La Métamorphose révèle une vérité méconnue, les conventions disparaissent, les masques tombent. Le récit qui porte ce titre est un des plus pathétiques et des plus violents que Kafka ait écrits ; les effets en sont soulignés à l'encre rouge, les péripéties ébranlent les nerfs du lecteur. C'est l'histoire, «excessivement répugnante», dit l'auteur, d'un homme qui se réveille changé en cancrelat. Cette transformation est un châtiment imaginaire que Kafka s'inflige. Et son personnage est celui qui ne peut plus aimer, ni être aimé : le conflit qui se déroule dans une famille bourgeoise prend une ampleur mythique. Seuls quelques éléments comiques ou grotesques permettent de libérer de l'oppression du cauchemar.
Un matin, au sortir de rêves agités, Gregor Samsa, se réveille transformé en "une énorme bestiole immonde". Jamais nommée mais décrite précisément, carapace dure et bombée, multitude de pattes lamentablement fluettes et grouillantes, la bête a un corps qui dégoûte quiconque l'aperçoit.

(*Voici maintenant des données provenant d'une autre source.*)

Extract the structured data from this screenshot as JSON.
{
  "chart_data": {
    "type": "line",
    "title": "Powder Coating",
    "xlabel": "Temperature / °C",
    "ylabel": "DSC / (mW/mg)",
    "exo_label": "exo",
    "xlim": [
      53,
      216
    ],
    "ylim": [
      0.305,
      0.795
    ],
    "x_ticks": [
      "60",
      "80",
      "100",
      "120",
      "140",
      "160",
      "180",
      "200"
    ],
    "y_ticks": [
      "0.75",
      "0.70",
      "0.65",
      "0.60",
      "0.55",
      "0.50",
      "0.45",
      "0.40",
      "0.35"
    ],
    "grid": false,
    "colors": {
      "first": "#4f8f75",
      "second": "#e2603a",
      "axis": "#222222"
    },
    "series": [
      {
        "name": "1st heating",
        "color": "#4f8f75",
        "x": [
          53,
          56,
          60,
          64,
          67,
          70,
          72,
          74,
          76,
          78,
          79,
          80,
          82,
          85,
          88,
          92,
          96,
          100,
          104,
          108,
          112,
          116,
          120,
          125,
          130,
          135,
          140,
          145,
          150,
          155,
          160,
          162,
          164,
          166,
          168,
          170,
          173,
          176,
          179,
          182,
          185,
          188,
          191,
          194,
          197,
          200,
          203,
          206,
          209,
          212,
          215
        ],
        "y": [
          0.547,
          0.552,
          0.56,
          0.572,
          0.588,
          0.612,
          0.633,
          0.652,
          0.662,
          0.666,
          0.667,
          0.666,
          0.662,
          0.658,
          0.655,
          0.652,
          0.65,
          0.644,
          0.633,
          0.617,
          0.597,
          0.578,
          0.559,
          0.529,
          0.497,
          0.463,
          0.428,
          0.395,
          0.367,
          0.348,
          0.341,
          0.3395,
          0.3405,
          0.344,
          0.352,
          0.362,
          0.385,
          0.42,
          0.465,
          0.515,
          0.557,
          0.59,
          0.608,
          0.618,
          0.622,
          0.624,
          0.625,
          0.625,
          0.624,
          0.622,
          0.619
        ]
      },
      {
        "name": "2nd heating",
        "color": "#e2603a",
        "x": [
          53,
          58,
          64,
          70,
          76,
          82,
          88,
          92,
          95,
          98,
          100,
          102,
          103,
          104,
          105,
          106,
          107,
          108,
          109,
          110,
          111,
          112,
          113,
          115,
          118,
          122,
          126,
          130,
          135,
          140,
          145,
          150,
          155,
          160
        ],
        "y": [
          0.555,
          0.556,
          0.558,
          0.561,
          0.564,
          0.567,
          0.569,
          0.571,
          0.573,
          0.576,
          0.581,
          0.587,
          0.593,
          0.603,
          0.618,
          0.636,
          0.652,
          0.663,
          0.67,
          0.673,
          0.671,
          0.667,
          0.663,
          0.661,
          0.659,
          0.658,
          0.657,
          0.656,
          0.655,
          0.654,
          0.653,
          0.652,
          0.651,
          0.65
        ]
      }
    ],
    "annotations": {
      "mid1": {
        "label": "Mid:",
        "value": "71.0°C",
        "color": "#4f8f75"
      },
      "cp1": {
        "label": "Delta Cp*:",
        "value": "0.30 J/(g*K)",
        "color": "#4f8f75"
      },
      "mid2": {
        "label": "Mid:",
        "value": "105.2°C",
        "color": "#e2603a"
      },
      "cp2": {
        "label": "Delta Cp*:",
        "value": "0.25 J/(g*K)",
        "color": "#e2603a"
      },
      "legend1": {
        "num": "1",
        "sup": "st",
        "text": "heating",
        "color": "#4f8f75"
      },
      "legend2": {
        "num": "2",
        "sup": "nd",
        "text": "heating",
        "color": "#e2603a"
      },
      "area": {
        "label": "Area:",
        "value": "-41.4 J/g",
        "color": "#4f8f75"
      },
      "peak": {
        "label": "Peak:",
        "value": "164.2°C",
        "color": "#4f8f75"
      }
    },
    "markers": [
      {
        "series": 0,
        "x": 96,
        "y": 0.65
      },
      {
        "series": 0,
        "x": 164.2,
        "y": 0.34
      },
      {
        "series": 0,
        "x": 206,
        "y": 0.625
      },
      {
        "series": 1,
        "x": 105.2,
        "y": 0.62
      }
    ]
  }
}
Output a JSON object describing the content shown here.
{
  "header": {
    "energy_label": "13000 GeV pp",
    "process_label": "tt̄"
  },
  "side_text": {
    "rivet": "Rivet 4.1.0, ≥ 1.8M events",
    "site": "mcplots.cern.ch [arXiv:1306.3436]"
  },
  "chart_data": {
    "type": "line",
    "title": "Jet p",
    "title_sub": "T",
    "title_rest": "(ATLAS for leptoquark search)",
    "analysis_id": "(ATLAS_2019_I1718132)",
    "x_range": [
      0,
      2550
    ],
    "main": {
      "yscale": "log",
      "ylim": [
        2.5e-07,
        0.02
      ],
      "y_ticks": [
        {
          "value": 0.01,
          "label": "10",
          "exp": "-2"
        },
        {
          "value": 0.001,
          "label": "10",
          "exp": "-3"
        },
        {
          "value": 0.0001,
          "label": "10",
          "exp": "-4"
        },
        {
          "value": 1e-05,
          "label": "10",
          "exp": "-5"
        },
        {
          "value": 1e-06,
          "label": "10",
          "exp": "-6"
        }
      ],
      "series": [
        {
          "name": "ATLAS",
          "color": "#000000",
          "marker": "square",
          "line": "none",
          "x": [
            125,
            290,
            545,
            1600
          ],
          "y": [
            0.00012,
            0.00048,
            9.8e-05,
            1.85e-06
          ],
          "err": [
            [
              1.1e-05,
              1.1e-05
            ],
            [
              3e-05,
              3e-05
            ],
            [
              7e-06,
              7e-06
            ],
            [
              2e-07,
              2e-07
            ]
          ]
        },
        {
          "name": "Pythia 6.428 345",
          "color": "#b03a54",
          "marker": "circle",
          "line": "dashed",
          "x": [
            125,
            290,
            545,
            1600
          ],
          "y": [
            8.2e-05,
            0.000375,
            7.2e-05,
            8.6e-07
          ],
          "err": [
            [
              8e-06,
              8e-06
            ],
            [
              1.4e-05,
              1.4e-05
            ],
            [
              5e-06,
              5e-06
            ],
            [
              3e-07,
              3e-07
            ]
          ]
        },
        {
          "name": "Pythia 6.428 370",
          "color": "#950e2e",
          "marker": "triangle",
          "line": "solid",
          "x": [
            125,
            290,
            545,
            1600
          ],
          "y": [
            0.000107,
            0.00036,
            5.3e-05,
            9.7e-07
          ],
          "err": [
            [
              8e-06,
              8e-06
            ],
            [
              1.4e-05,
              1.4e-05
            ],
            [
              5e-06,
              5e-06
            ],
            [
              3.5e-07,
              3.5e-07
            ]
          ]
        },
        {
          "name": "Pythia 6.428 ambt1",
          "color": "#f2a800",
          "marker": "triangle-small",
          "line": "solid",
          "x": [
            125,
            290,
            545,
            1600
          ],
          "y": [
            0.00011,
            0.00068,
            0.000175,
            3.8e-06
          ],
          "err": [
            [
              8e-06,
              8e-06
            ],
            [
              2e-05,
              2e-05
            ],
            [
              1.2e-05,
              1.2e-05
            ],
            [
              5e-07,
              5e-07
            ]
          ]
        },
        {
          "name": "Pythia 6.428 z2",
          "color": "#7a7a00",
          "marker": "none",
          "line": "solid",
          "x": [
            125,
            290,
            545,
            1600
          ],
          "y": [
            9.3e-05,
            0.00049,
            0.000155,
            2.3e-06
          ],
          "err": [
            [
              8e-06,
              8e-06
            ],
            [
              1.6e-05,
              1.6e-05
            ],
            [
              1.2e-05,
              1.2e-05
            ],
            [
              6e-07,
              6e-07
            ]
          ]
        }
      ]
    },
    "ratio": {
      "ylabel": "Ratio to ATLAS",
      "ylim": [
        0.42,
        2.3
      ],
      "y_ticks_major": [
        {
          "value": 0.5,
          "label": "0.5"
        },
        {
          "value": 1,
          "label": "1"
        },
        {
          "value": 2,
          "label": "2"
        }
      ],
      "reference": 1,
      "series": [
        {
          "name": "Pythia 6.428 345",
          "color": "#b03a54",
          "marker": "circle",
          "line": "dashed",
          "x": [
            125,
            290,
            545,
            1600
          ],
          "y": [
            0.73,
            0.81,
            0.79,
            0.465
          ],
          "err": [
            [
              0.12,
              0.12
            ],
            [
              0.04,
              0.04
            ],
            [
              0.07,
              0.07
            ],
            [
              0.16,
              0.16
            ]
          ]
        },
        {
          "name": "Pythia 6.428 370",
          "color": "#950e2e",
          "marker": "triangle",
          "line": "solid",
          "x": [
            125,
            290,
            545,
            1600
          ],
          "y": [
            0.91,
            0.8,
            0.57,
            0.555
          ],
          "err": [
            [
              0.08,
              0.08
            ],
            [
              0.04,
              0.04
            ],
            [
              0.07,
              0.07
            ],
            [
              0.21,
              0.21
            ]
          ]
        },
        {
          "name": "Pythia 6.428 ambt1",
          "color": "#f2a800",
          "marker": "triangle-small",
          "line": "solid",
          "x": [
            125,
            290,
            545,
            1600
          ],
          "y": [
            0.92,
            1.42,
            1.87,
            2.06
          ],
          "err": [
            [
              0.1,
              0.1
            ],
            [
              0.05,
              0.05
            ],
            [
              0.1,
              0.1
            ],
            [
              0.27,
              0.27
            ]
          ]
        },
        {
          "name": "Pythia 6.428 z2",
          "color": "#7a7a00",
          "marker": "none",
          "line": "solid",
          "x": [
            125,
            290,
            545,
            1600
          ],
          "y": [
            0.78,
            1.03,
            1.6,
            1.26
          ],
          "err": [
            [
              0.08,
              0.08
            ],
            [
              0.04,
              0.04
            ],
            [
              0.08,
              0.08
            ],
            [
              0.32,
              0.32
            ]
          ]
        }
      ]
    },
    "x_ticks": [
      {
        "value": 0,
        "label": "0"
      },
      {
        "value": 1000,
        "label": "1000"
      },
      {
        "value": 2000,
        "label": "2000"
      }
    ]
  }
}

Autour de Micha Lescot qui prête sa voix à ce récit de Kafka où tout est perçu par le prisme d’un être que personne ne veut ni voir ni entendre, Syd matters mélange les sonorités modernes de la musique électronique à celles plus intemporelles d'instruments acoustiques pour délivrer une interprétation très personnelle de La Métamorphose. Un matin, « au sortir de rêves agités », Gregor Samsa, se réveille transformé en « une énorme bestiole immonde ». Jamais nommée mais décrite précisément, carapace dure et bombée, multitude de pattes lamentablement fluettes et grouillantes, la bête a un corps qui dégoûte quiconque l’aperçoit. À commencer par Gregor en personne. Il ne peut se reconnaître – et ce d’autant moins qu’il ne peut s’embrasser du regard. Et rien ne se dissipe, ce nouveau corps reste. Étranger à lui-même autant qu’à ses proches, le voyageur de commerce en sursis, ce travailleur qui a raté son train, est proprement aliéné. La métamorphose est donc initiale, elle a eu lieu. De l’homme à la bestiole, la vermine, ce dont il faudrait se débarrasser. D’ailleurs Gregor est rapidement incarcéré dans sa chambre dont il ne sortira quasi plus, il est exclu du « cercle de l’espèce humaine » – la famille s’en charge. Merveille de littéralité, le récit se déploie alors de façon aussi réaliste que ses prémisses étaient fantastiques. L’air de rien. L’enchaînement est inéluctable. Et un humour monstrueux se niche dans la précision même de cette mécanique, à chaque détail ajouté, à chaque incise. D’ailleurs est-il vraiment un parasite, une vermine ? S’en rend-il réellement compte lui-même ou est-ce le fondé de pouvoir puis le père et toute la famille qui l’ont décrété ? Kafka écrit dans son journal le 06 décembre 1921 : « Les métaphores sont l’une des choses qui me font désespérer de la littérature ». Cette ironie de l’auteur permet de se libérer de la seule lecture allégorique et de considérer la métamorphose de Gregor Samsa comme une fiction. Une fiction où les mots peuvent tuer. Car ce qui tue Gregor n’est pas la blessure causée par la pomme que lui jette son père, mais bien les mots de sa propre soeur Grete, disant qu’il n’est plus ni le frère, ni le fils, ni même un homme.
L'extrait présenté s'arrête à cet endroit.